Am 1. Feiertag ließen sie es ruhig angehen. Sie hatten lange geschlafen und ewig gefrühstückt. Am Nachmittag hatten sie einen kleinen Spaziergang gemacht und sich dann mit Tee und den restlichen Weihnachtsplätzchen von Mama Plenske vor den Kamin gesetzt.

Später hatte es sich Lisa mit einem Buch auf der Couch gemütlich gemacht und Rokko hatte begonnen das Chaos in der Küche zu beseitigen und war schnell unter die Dusche gesprungen. Als er aus dem Bad kam, war Lisa nicht mehr im Wohnzimmer.

Er ging durch alle Zimmer und fand sie schließlich im Kinderzimmer am Fenster stehend. Sie hatte kein Licht angemacht und ihre Silhouette zeichnete sich deutlich vor dem grau-hellen Himmel ab.

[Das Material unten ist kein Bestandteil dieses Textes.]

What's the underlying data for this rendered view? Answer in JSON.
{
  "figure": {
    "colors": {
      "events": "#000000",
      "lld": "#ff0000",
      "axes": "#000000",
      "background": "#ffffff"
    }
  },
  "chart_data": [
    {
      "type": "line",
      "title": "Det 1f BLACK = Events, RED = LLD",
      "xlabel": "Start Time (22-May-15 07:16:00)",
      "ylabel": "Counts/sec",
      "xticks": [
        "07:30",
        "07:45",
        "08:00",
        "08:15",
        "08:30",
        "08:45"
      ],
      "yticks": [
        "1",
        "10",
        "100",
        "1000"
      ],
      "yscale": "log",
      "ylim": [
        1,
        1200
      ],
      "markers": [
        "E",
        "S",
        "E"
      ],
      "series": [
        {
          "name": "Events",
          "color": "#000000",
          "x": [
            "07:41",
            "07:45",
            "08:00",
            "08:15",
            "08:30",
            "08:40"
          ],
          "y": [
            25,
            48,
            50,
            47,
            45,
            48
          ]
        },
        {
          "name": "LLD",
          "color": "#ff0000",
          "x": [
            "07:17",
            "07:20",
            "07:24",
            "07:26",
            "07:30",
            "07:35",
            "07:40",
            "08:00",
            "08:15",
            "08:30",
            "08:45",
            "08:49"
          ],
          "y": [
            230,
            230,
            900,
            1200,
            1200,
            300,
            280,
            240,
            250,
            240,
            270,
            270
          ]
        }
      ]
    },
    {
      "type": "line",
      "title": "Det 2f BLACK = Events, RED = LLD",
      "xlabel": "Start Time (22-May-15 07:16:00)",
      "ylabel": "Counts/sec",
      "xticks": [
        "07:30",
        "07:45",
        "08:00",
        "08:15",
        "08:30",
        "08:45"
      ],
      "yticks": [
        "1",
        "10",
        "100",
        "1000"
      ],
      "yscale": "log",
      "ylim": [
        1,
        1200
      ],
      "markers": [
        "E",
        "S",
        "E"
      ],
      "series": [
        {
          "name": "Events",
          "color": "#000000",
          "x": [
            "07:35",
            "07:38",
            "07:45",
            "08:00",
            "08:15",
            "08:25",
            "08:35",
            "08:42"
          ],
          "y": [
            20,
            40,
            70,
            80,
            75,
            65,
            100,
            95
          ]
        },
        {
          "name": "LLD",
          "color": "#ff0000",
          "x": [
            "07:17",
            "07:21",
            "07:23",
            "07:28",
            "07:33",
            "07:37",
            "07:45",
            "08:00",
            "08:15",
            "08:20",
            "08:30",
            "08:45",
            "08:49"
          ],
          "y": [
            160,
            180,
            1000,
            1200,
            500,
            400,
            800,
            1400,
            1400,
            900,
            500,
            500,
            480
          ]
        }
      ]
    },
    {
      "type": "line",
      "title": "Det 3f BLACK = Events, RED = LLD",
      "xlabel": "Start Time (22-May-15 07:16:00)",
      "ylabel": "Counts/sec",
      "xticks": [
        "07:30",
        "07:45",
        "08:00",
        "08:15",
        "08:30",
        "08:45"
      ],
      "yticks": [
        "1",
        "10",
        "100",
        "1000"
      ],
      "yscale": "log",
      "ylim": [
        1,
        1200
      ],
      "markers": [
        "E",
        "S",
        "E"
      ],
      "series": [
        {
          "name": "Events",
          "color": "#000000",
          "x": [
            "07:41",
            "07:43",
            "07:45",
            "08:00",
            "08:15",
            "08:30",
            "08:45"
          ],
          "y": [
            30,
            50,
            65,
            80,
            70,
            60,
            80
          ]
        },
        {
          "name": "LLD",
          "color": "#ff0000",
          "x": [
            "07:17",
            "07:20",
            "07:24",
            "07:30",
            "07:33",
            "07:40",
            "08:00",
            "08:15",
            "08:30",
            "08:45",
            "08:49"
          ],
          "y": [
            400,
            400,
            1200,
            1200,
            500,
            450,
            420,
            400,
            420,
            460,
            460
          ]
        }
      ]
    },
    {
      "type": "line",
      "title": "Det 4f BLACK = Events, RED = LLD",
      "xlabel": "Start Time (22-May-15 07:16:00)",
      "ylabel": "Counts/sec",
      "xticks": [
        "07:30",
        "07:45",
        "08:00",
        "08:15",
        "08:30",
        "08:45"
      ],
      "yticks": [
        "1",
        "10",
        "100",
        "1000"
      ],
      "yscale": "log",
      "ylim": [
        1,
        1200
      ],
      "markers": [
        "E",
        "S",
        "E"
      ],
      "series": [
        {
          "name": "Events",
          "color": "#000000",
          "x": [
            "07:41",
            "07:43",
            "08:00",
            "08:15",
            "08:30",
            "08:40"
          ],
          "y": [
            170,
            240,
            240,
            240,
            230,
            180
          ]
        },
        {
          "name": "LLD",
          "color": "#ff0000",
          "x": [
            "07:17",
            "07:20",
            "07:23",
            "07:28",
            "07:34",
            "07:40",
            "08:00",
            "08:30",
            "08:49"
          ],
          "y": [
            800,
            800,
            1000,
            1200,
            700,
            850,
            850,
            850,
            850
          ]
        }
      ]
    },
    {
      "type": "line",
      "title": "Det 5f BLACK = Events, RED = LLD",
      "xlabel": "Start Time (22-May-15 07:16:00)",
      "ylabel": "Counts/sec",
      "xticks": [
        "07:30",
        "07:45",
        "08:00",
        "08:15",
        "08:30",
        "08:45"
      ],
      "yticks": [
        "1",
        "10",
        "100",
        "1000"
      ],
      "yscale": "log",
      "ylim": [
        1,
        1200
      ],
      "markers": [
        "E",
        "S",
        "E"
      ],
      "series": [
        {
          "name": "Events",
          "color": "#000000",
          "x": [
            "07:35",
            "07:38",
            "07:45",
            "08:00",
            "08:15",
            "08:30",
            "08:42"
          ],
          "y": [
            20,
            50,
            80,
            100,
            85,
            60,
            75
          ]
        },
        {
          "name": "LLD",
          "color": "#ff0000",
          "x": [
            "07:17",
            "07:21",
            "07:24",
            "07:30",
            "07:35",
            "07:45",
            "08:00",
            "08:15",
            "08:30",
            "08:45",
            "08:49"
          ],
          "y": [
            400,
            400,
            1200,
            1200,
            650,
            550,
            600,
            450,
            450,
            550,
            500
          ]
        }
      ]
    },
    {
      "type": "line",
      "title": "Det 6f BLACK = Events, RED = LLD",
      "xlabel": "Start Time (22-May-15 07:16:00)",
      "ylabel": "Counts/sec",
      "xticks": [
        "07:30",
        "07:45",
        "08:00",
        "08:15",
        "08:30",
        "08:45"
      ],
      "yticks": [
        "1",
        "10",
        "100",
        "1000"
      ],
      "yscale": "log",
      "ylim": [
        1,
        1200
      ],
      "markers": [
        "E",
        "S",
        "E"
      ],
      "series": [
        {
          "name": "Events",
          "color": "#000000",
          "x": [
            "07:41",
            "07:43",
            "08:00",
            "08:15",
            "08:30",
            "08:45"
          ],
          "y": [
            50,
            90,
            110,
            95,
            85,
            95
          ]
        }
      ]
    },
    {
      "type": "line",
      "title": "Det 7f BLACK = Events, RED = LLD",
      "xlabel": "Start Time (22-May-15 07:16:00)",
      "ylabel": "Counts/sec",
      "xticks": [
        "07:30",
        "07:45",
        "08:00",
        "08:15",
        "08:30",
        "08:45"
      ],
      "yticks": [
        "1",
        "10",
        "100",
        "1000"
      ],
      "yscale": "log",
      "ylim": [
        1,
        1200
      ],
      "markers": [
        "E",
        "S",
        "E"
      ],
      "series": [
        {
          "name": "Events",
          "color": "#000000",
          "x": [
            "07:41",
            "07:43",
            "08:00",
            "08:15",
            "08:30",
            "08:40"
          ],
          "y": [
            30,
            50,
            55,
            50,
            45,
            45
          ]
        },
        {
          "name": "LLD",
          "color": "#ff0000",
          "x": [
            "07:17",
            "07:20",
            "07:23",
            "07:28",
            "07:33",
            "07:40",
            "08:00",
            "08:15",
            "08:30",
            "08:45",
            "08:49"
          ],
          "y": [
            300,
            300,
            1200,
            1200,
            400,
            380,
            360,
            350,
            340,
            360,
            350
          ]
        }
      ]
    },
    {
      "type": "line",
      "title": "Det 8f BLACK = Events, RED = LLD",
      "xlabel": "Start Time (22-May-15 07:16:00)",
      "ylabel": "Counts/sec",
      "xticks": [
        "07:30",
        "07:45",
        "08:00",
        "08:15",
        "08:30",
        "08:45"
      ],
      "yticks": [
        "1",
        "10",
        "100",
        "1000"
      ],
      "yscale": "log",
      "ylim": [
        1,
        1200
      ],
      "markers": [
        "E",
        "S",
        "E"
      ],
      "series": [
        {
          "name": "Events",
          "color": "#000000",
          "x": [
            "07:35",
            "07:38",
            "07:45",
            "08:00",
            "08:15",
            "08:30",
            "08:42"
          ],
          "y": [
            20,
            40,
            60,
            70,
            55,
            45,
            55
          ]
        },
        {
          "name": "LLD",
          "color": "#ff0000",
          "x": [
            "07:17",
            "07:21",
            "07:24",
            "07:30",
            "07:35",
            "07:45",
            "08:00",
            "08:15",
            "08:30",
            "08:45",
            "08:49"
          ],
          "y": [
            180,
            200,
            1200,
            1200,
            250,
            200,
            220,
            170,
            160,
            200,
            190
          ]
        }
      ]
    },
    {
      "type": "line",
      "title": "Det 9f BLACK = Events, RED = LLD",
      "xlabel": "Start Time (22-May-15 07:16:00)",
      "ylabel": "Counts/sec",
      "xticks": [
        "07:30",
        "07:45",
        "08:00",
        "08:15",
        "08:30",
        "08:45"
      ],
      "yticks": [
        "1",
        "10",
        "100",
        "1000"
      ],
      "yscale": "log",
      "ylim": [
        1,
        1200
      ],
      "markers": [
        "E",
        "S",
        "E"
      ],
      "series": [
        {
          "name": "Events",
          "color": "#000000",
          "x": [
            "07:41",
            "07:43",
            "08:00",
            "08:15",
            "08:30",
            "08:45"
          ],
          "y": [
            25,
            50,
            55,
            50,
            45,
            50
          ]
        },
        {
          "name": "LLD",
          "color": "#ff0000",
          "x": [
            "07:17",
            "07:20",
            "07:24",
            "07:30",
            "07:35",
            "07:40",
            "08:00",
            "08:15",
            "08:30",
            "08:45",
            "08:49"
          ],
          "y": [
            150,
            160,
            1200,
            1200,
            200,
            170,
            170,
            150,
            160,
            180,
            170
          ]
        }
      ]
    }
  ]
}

Am späten Nachmittag hatte es zu schneien begonnen und eine dünne Schicht grellweißen Schnees bedeckte alles. Er blieb im Türrahmen stehen und sah sie an. Sie hatte eine Hand auf ihren Bauch gelegt und mit der anderen spielte sie gedankenverloren an ihrem Medallion. Ihre Schultern bebten kaum merklich und er realisierte, dass sie lautlos weinte. Langsam ging er auf sie zu. Als sie merkte, dass er hinter ihr stand, wischte sie sich schnell die Tränen aus dem Gesicht und sah zu Boden. „He, was ist denn los?" er stand jetzt direkt vor ihr und hob ihr das Kinn an, damit sie ihn ansah. In ihren Augen glitzerten immer noch Tränen. Sie zuckte mit den Schultern. „Ich weiß nicht. Ich hab bloß plötzlich unheimliche Angst, das alles nicht zu schaffen. Ich hab Zweifel, ob ich wirklich schon bereit bin Mutter zu sein und ich bekomme Panik, wenn ich daran denke, dass ich versagen könnte." Sie begann wieder zu weinen. Rokko nahm sie in den Arm und sie hielt sich wie eine ertrinkende an ihm fest. Er ließ sie weinen und als sie sich nach einigen Minuten beruhigt hatte, schob er sie vorsichtig auf das kleine Sofa. Er kniete sich vor Lisa hin und sah ihr direkt in die Augen. „Ich versteh Dich, Schatz. Die Gedanken habe ich auch manchmal. Aber ich weiß genau, dass wir das schaffen werden, zusammen! Oder hast Du noch vor was anderem Angst?" sie blieb still und Rokko suchte in ihrem Gesicht nach einer Antwort. „Du glaubst aber nicht, dass ich das alles gar nicht will, oder?" Rokko sah sie leicht geschockt an. Lisa schniefte. „Nein,...vielleicht, ich weiß nicht?" und wieder begannen die Tränen ihre Wangen hinab zu laufen. „Ich denke nur manchmal, dass Du ja wegen mir dein ganzes Leben umgestellt hast. Bevor Du zu Kerima kamst, warst Du nie irgendwo fest. Du bist durch die Welt gereist und jetzt…" sie brach ab. „Und jetzt was? Ich sag's Dir. Jetzt habe ich genau das, was ich immer haben wollte." Rokko setzte sich neben Lisa und zog sie an sich. „Ich habe dieses rastlose Leben nicht wegen Dir aufgegeben, sondern für Dich, für uns. Und ich würde es immer wieder so machen, denn das war die beste Entscheidung meines Lebens. Ich liebe Dich und Du bist mein Leben. Hast du das vergessen?" er sah Lisa ernst an. „Nein, nie! Ich weiß auch nicht was mit mir los ist. Es wird, denke ich, einfach Zeit, dass unser Zwerg auf die Welt kommt. Dann werden wir ja sehen, wie wir uns als Eltern machen." Rokko registrierte freudig, dass Lisa wieder lächelte. „Ja, das denke ich auch."